Please help me stick the TCP MOdbus. (values stop updating)

In an ongoing effort to figure out exactly why the Groov Rio stops updating / reporting TCP modbus sensor values,
I’ve been tasked with causing repeatability with the error. Easier said than done. PLC side, I can interrupt the TCP Modbus, which causes the same issues. Rio side, I have no idea. So i was thinking our IO demand may be too great. but it TCP Modbus, doesnt fail reliably, it just seems to fail randomly.

So I set up a query, to poll modbus every 10ms, 1ms, 100ns. Well, latency seems to stay about the same on average, … about the same as the Main Scanner polling interval? something like 12ms, but with occasional , predictable spikes.

100ns is excessive? YES! but I cant wait around for this thing to fail randomly, and try to catch it being BS. So I’m willing to max this thing out a bit, Outside of blasting the Rio with EMP, I haven’t been able to deterministically cause the modbus to “stick”

Well I guess its not latency and timeouts. Probably not CPU Maxing either.

So Im thinking that whatever the system does to unload the CPU, maybe the TCP Modbus doesn’t wake the system in the same way other services like OptoMMP or a ping might.
maybe the CPU goes into an idle state. Maybe I should take it the other route:
poll once every 5 minutes or so.

I would recommend contacting our Product Support team as well, they can assist you with direct troubleshooting.

Phone: 951-695-3080

Email: support@opto22.com

What is the Modbus client that you are using to access the RIO? Is anything other service running on the RIO? Have you looked at the log files for anything out of the ordinary?

Hi Greichert,
I started there, and its on going. Figured I would poke the community as well.
Seems at least a few folks have encountered the issue, not sure if anyone has a direct cause.

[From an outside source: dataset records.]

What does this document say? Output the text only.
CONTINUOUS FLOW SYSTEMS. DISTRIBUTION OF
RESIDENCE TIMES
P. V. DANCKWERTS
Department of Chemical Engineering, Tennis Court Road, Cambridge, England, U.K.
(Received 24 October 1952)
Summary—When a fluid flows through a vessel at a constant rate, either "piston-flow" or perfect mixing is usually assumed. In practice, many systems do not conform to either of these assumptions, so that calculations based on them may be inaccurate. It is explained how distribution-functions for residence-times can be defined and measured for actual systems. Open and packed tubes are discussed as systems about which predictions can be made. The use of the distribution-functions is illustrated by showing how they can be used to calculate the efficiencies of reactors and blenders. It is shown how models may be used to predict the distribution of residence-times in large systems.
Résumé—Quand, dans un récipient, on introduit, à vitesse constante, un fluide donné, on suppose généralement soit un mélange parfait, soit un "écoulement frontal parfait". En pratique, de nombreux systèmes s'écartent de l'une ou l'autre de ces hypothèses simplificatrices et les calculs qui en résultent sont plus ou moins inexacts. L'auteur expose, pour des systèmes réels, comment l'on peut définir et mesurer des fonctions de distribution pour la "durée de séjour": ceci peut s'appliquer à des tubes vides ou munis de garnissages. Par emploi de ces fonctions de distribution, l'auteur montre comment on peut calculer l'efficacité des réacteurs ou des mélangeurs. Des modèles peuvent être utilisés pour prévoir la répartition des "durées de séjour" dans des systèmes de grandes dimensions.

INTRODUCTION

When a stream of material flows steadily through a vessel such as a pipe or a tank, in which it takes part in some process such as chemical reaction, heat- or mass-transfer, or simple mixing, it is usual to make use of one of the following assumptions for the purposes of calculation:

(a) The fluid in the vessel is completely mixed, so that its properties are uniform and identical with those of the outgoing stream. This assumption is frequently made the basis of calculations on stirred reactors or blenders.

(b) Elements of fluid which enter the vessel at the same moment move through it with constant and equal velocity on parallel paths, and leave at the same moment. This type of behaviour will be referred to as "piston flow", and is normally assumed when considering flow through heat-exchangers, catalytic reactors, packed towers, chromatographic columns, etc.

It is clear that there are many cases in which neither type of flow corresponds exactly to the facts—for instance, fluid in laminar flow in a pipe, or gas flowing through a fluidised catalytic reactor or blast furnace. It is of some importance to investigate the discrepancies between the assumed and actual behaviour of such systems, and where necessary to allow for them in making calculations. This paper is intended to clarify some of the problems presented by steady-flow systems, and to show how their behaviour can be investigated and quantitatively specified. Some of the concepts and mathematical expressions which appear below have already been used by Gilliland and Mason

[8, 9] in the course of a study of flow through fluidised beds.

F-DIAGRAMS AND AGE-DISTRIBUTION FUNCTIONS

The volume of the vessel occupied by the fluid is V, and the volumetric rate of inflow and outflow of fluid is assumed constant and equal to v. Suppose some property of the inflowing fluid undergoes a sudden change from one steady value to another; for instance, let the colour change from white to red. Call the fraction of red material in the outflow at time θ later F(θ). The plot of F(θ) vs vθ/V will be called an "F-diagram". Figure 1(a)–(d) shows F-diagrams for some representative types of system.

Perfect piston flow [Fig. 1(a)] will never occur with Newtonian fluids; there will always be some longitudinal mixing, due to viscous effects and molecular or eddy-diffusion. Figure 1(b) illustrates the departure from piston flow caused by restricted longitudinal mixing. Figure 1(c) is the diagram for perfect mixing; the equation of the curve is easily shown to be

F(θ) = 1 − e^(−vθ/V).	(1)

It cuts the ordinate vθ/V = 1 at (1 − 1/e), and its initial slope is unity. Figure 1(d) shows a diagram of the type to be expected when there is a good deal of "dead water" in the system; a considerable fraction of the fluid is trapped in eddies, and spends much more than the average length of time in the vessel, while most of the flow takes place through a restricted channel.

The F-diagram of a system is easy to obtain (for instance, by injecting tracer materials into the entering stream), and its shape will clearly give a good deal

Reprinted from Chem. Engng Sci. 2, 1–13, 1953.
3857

Im talking with another member in my team about it, who seems to think UDP spamming broadcast addresses keeps the RIO alive. .. which I mean, you know how it sounds.
But I have to look in to everything now, because my best guesses were not right.

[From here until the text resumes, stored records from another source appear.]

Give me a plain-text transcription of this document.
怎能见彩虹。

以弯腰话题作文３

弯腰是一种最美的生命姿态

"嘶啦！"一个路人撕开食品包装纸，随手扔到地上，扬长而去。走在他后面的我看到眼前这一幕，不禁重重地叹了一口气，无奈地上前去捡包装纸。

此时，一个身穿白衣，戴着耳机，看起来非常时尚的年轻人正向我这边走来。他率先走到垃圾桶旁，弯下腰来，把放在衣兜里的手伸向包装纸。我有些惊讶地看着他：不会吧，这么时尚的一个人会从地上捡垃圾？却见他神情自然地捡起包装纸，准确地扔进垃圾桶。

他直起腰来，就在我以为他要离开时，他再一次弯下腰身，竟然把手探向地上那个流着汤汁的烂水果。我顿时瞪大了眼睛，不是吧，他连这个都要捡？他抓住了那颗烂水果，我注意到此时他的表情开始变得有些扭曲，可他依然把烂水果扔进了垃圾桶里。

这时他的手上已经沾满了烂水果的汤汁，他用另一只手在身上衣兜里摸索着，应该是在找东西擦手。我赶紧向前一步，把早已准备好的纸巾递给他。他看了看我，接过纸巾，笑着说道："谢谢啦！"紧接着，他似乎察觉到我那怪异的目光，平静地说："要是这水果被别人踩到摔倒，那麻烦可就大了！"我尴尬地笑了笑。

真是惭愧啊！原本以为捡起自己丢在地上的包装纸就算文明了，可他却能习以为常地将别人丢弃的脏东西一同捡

When we first encountered this issue 9 months ago,
we concluded that the (a) source was Electro Magnetic Interference, effecting the Modbus. Using a grill lighter I was at the time fairly reliably triggering the event where
IO gets stuck in the last known state, and reports inaccurate values.

Updating the firmware did seem to help, but in our deployments, a compressor contractor when closing was measured to be outputting 2000uT, and the field issues remained. In part, due to our in field network configuration:
[PLC]→[Rio]→[HMI]
which makes updating the Rio Firmware virtually impossible remotely.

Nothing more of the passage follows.